Ce choix revient très régulièrement, et la réponse mérite qu’on s’y attarde sérieusement. La gestion libre élimine les frais de mandat, soit une économie de 0,50 % à 0,70 % par an, mais elle implique de sélectionner soi-même ses supports, de surveiller l’allocation, et de rééquilibrer périodiquement. En théorie, un épargnant discipliné et informé peut tirer parti de cette économie. En pratique, l’étude Dalbar 2024 montre que l’investisseur moyen sous-performe son indice de 8,48 points, en partie à cause des biais comportementaux — le market timing raté, les ventes en panique, les achats tardifs. La gestion pilotée automatise ces décisions et supprime ces biais. Linxea Spirit 2 est d’ailleurs le seul contrat du comparatif qui permet de basculer librement entre les deux modes sans changer de contrat. Si vous débutez ou si vous ne souhaitez pas gérer activement votre allocation, la gestion pilotée a une vraie valeur.
Quelle fiscalité s’applique aux rachats d’une gestion pilotée en assurance-vie ?
La fiscalité de l’assurance-vie s’applique identiquement que vous soyez en gestion pilotée, en gestion libre ou en fonds euros, et elle comporte un avantage concret par rapport aux autres enveloppes en 2026. Les gains ne sont imposés qu’au moment du rachat, ce qui permet un effet de capitalisation non taxé tant que l’argent reste dans le contrat. Avant 8 ans de détention, le taux applicable est de 12,8 % d’IR plus 17,2 % de prélèvements sociaux, soit 30,0 % au total. Après 8 ans, pour les primes inférieures à 150 000 €, l’IR tombe à 7,5 % avec un abattement annuel de 4 600 € pour un célibataire (9 200 € pour un couple), ce qui ramène la fiscalité effective à 24,7 %. Un point souvent sous-estimé, c’est que l’assurance-vie bénéficie en 2026 de prélèvements sociaux à 17,2 %, et non 18,6 % comme sur un compte-titres ou un PEA. L’article sur la fiscalité des retraits en assurance-vie couvre tous les cas de figure en détail.
Gestion pilotée ETF ou OPCVM : quelle différence de coût réel ?

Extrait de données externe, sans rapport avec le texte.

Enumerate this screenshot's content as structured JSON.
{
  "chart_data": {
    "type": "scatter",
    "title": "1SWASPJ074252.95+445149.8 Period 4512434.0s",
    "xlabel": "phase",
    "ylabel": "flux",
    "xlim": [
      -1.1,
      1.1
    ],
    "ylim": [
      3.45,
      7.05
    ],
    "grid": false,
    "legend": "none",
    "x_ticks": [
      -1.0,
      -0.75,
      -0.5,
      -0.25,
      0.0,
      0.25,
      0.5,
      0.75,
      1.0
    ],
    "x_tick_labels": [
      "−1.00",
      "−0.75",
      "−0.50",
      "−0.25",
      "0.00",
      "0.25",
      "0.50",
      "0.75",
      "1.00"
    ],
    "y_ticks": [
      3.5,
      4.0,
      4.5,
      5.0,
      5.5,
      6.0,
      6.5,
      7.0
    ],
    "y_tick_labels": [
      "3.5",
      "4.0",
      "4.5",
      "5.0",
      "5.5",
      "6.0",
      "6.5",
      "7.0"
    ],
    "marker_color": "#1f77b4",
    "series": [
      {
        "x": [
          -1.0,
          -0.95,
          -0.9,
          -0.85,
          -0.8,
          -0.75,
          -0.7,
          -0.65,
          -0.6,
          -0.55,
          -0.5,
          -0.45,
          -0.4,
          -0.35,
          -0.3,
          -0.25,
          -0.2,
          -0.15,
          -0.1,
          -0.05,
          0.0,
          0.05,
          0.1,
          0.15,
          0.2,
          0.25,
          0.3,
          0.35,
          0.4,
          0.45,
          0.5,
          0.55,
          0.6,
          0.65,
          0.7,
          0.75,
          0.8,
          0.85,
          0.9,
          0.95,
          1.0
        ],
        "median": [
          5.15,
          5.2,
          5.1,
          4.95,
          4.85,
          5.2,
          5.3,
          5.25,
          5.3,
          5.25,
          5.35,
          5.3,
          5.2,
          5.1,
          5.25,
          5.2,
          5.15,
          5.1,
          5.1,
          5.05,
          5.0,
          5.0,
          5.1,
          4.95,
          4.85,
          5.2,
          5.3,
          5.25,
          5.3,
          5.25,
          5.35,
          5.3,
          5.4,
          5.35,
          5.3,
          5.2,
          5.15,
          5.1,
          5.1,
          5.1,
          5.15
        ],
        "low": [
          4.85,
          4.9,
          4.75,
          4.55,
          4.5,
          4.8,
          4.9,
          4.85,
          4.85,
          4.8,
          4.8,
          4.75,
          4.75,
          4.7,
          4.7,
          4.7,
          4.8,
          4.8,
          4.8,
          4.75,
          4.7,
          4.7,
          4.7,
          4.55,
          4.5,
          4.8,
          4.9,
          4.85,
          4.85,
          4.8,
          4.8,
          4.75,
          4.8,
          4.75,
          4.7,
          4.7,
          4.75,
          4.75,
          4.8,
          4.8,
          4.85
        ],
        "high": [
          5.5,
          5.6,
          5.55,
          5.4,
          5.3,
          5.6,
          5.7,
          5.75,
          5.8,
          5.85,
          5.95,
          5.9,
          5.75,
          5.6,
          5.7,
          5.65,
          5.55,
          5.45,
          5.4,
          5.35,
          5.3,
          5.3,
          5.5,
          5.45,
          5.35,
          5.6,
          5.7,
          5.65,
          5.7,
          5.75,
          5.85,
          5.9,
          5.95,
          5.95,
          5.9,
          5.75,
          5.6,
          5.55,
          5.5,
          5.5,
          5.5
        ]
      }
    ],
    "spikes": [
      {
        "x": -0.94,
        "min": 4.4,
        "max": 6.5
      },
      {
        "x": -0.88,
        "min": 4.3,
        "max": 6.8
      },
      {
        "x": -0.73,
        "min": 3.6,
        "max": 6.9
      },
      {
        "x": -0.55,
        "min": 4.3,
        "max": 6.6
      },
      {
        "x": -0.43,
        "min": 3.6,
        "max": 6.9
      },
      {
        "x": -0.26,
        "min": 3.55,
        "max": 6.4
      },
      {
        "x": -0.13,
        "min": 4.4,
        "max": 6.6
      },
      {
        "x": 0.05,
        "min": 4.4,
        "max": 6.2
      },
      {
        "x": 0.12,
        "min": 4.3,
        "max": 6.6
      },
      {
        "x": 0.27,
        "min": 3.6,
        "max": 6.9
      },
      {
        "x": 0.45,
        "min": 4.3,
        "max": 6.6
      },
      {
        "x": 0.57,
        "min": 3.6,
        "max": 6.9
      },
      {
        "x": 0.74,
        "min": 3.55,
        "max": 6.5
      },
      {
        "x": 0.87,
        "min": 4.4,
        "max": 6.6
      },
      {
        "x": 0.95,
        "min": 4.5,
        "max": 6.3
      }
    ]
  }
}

C’est sans doute la question la plus importante pour évaluer une offre de gestion pilotée. Les ETF (fonds indiciels cotés) ont des frais courants de 0,10 % à 0,30 % par an, quand les OPCVM actifs affichent de 1,00 % à 2,50 %. Sur un profil équilibré, cette différence se traduit par environ un point d’écart dans les frais totaux annuels. Sur 10 ans avec un portefeuille de 50 000 €, cet écart d’un point représente environ 5 500 € de rendement net en moins. Au-delà du coût, les études SPIVA montrent que 81,83 % des fonds actions Europe ont sous-performé leur indice de référence sur 1 an à fin 2025 : la gestion active n’apporte donc pas une surperformance suffisante pour justifier la différence de frais dans la majorité des cas. C’est pourquoi les acteurs 100 % ETF — Yomoni, Nalo, Ramify — partent avec un avantage structurel de coût qui se matérialise d’autant plus nettement sur les longues durées.